Abgelaufene Pässe, teure Visa: So vermeiden Sie Ärger und Kosten bei Auslandsreisen
Oft endet die lang ersehnte Reise bereits am Flughafen. Denn wenn Reisende keinen gültigen Reisepass haben, kann es vorkommen, dass die Airline die Beförderung verweigert. Die dadurch entstehenden Kosten sind in der Regel selber zu tragen. Im schlechtesten Fall bekommen Betroffene nichts oder nur einen geringen Betrag der Reisekosten zurück.
Ohne Reisedokument kein Flug
Während der Reisesaison kommt es immer wieder vor, dass Fluglinien die Beförderung von Passagieren verweigern. Häufiger Grund: ein abgelaufenes Reisedokument. Denn in der Regel benötigen Urlauber:innen, wenn sie österreichische Staatsbürger:innen sind, bei der Aus- und Einreise ein gültiges Reisedokument. Viele Fluglinien legen das in ihren Beförderungsbedingungen fest. Das Reisedokument kann entweder ein Reisepass oder ein Personalausweis sein. Ein Notpass wird nicht in allen Ländern akzeptiert.
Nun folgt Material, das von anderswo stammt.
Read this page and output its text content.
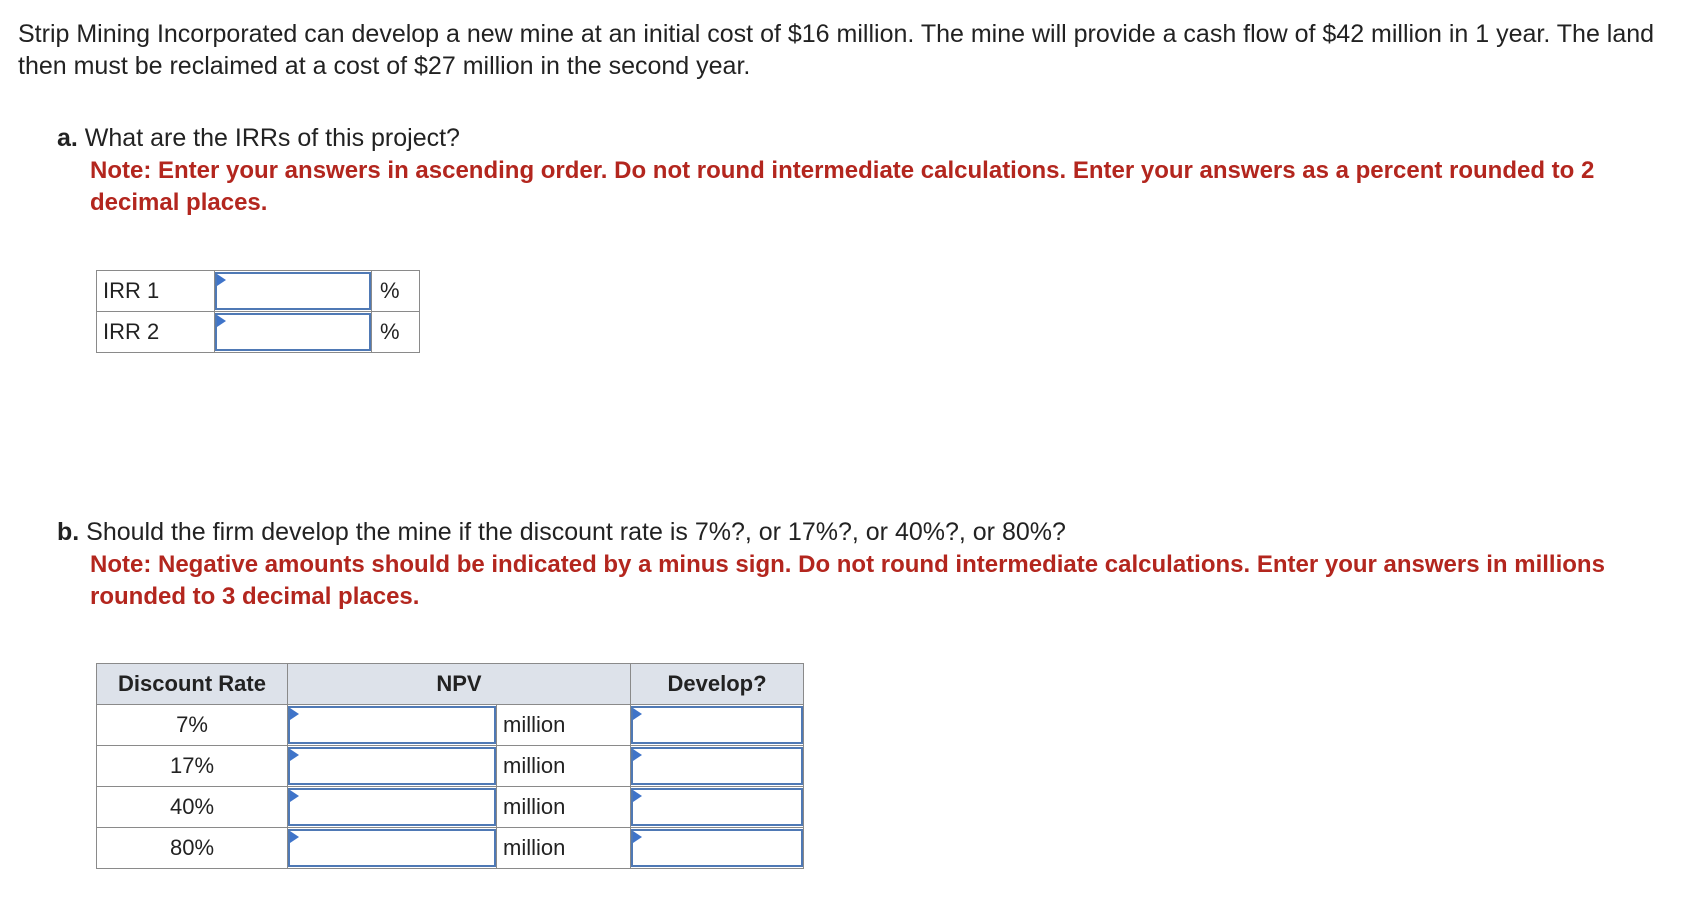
Strip Mining Incorporated can develop a new mine at an initial cost of $16 million. The mine will provide a cash flow of $42 million in 1 year. The land then must be reclaimed at a cost of $27 million in the second year.
a. What are the IRRs of this project?
Note: Enter your answers in ascending order. Do not round intermediate calculations. Enter your answers as a percent rounded to 2 decimal places.
IRR 1		%
IRR 2		%
b. Should the firm develop the mine if the discount rate is 7%?, or 17%?, or 40%?, or 80%?
Note: Negative amounts should be indicated by a minus sign. Do not round intermediate calculations. Enter your answers in millions rounded to 3 decimal places.
Discount Rate	NPV		Develop?
7%		million	

17%		million	

40%		million	

80%		million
Viele Länder, vor allem im europäischen Raum, erlauben die Einreise mit einem bis zu 5 Jahre abgelaufenen Pass. Andere hingegen verlangen, dass das Dokument noch eine gewisse Zeit nach der Ausreise gültig ist.
AK-Tipp
Wenn Sie über ein österreichisches Reisebüro buchen, muss Sie dieses darüber informieren, welche Vorgaben Sie als Österreicher:in zu erfüllen haben. Grundsätzlich sollten Sie bei allen Reisen rechtzeitig vor Abreise alle Reisedokumente kontrollieren. So können Sie bei Bedarf noch einen neuen Reisepass oder Personalausweis beantragen.
Teures Visum
Während grundsätzlich in der EU Reisefreiheit besteht, schreiben mehrere Länder Urlauber:innen Visa oder Einreisegenehmigungen vor. So etwa seit April 2025 Großbritannien. Diese Genehmigungen sind in der Regel elektronisch zu beantragen. Im Internet bieten immer mehr Agenturen an, dies für Konsument:innen zu übernehmen. Dabei treten aber häufig Probleme auf:
- Enorme Preisaufschläge: Sie zahlen für eine Dienstleistung, die Sie auf der echten Regierungsseite in wenigen Minuten selbst und fast kostenlos (oder zu den echten, viel niedrigeren staatlichen Gebühren) erledigen könnten, einen teils enormen Aufschlag.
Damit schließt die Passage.